Application to oriole niche evolution
Large numbers of occurrence points were available for this clade, thanks to recent advances in biodiversity informatics and community-science initatives regarding bird distributions (Supplemental Table 1, Data Package 2). Niche estimates for some oriole species were completely characterized with respect to M, including the temperature and precipitation dimensions for Icterus fuertesi, and the precipitation dimensions for I. graceannae and I. galbula (Supplementary Figures 2 and 3). That is, estimated limits of suitable conditions were contained completely within the environments available in M, and did not appear to be truncated. The majority of species, however, were estimated to have niche ranges flanked by unknown maxima and/or minima.

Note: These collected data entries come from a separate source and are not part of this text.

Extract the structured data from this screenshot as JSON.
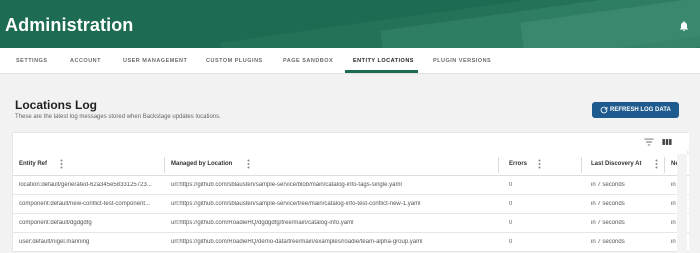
{
  "app": {
    "title": "Administration",
    "bell_icon": "bell-icon",
    "header_color": "#1d6b52"
  },
  "tabs": [
    {
      "label": "SETTINGS"
    },
    {
      "label": "ACCOUNT"
    },
    {
      "label": "USER MANAGEMENT"
    },
    {
      "label": "CUSTOM PLUGINS"
    },
    {
      "label": "PAGE SANDBOX"
    },
    {
      "label": "ENTITY LOCATIONS",
      "active": true
    },
    {
      "label": "PLUGIN VERSIONS"
    }
  ],
  "page": {
    "title": "Locations Log",
    "subtitle": "These are the latest log messages stored when Backstage updates locations.",
    "refresh_label": "REFRESH LOG DATA",
    "refresh_color": "#1f5a8f"
  },
  "table": {
    "columns": [
      "Entity Ref",
      "Managed by Location",
      "Errors",
      "Last Discovery At",
      "Ne"
    ],
    "rows": [
      {
        "entity": "location:default/generated-62a345e5833125723...",
        "location": "url:https://github.com/sblausten/sample-service/blob/main/catalog-info-tags-single.yaml",
        "errors": "0",
        "last_discovery": "in 7 seconds",
        "next": "in"
      },
      {
        "entity": "component:default/new-conflict-test-component...",
        "location": "url:https://github.com/sblausten/sample-service/tree/main/catalog-info-test-conflict-new-1.yaml",
        "errors": "0",
        "last_discovery": "in 7 seconds",
        "next": "in"
      },
      {
        "entity": "component:default/dgdgdfg",
        "location": "url:https://github.com/RoadieHQ/dgdgdfg/tree/main/catalog-info.yaml",
        "errors": "0",
        "last_discovery": "in 7 seconds",
        "next": "in"
      },
      {
        "entity": "user:default/nigel.manning",
        "location": "url:https://github.com/RoadieHQ/demo-data/tree/main/examples/roadie/team-alpha-group.yaml",
        "errors": "0",
        "last_discovery": "in 7 seconds",
        "next": "in"
      }
    ]
  }
}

In general, BAR reconstructions of species’ ecological niches in Icterus did not recover reduction or gain in inferred suitable niche space, suggesting broad-scale evolutionary stability (Figs. 3 and 4; Supplementary Tables 2-5, Annotated Code Supplement 4). For temperature, both ML and parsimony BAR reconstructed a consistent range of mean annual temperature niche values across all ancestral nodes (hereafter referred to as a “core conserved niche”), although some individual nodes had lower minimum or higher maximum suitable temperatures; the estimated core conserved niche was much broader for maximum likelihood (21–26ºC) than parsimony (24–25ºC; Supplementary Tables 2 and 3). For precipitation, maximum likelihood reconstructed a core conserved annual precipitation niche range of 71–240 mm, whereas parsimony-based reconstructions recovered no clear core conserved niche for precipitation (Supplementary Tables 4 and 5).